C'est à Montréal et à Laval que l'on compte la plus forte concentration de centres spécialisés dans le traitement de l'infarctus (7). Curieusement, c'est dans ces deux régions que les patients qui se sont présentés directement dans un hôpital spécialisé ont attendu le plus longtemps avant d'être traités. Ce qui fait dire à l'INESSS qu'une « densité importante de centres spécialisés ne garantit pas une meilleure performance en termes de délais de traitement ». « La situation de Montréal demande une analyse plus poussée des établissements. Il faut toutefois noter que Montréal traite plus de patients qui viennent de l'extérieur et que pour eux, l'analyse peut être plus complexe et les délais, plus longs », explique la Dre Michèle de Guise, directrice des services de santé à l'INESSS.

Des délais plus longs le soir

Alors que 59 % des patients ayant subi un infarctus se présentent à l'hôpital en dehors des heures normales de travail (soit entre 18 h et 8 h en semaine ou la fin de semaine), c'est durant ces heures que les délais de traitement sont les plus longs. À Montréal, seulement 28 % des patients qui se présentent en dehors des heures normales de travail sont traités dans les délais recommandés, contre 79 % dans Lanaudière. « Le système doit s'améliorer en dehors des heures régulières », affirme le DBoileau. À l'Institut de cardiologie, des équipes spécialisées sont par exemple présentes sept jours sur sept et 24 heures sur 24. « Ça permet de pallier cette situation. Mais cette solution n'est peut-être pas applicable partout », dit le Dr Lallier.
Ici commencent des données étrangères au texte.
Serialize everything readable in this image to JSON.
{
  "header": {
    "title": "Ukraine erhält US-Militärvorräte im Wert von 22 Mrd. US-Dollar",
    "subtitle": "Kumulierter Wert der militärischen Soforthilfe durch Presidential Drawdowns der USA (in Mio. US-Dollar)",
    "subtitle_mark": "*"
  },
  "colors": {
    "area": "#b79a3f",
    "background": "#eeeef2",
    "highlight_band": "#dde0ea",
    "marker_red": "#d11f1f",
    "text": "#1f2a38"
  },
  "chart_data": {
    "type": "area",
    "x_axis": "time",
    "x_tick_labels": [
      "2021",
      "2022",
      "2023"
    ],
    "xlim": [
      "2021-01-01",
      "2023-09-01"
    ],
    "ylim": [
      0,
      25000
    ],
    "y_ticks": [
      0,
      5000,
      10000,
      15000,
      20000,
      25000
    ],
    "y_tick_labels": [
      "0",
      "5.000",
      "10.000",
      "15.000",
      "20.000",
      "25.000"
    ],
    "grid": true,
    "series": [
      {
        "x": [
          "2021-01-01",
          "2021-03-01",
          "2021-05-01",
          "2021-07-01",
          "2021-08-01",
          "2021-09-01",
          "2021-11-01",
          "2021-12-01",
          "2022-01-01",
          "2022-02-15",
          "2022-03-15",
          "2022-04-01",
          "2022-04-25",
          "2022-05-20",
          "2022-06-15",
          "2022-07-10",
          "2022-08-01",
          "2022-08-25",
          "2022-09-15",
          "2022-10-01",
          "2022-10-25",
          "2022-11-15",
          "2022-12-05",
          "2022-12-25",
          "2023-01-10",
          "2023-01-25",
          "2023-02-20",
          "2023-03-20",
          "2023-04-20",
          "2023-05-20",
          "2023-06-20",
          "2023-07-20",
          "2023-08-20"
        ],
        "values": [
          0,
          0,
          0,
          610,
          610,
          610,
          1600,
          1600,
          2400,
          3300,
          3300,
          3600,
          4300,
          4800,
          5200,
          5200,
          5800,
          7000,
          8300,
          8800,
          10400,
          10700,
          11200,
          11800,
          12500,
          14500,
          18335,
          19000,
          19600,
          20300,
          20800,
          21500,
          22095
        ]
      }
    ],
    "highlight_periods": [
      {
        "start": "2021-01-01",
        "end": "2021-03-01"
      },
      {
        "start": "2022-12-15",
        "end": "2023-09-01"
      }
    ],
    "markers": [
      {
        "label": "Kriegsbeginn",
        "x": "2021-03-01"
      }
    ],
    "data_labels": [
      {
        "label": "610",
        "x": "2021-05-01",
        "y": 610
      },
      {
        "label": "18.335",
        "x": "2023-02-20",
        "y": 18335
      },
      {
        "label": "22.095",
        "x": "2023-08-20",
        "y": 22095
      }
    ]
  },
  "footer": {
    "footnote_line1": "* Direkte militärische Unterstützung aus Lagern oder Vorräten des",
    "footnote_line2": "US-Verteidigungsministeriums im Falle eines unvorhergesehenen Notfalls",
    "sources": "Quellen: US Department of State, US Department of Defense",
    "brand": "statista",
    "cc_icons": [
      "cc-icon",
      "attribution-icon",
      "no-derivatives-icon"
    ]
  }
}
Des patients carrément non traités

Près de 25 % des patients victimes d'un infarctus ne reçoivent aucun traitement au Québec, constate l'INESSS. Ces patients « présentent un taux de mortalité et de morbidité plus élevé ». La Dre de Guise explique toutefois que cette donnée n'est pas alarmante, et s'explique en grande partie par le fait que certains patients ne sont tout simplement pas admissibles aux traitements, comme certains patients souffrant d'insuffisance rénale ou en fin de vie.

Des cibles atteignables

Selon l'INESSS, une démarche est en cours avec le ministère de la Santé et le Réseau québécois de cardiologie tertiaire « pour prioriser l'atteinte de normes de qualité » relatives au traitement de ces patients. L'objectif est que 75 % des Québécois subissant un infarctus aigu du myocarde soient traités dans les délais. Déjà, certains établissements, comme l'Institut de cardiologie (près de 80 %), atteignent ces cibles. « On a le potentiel pour atteindre ces cibles. Il y a encore des gains à aller chercher et on y travaille », assure le Dr Boileau.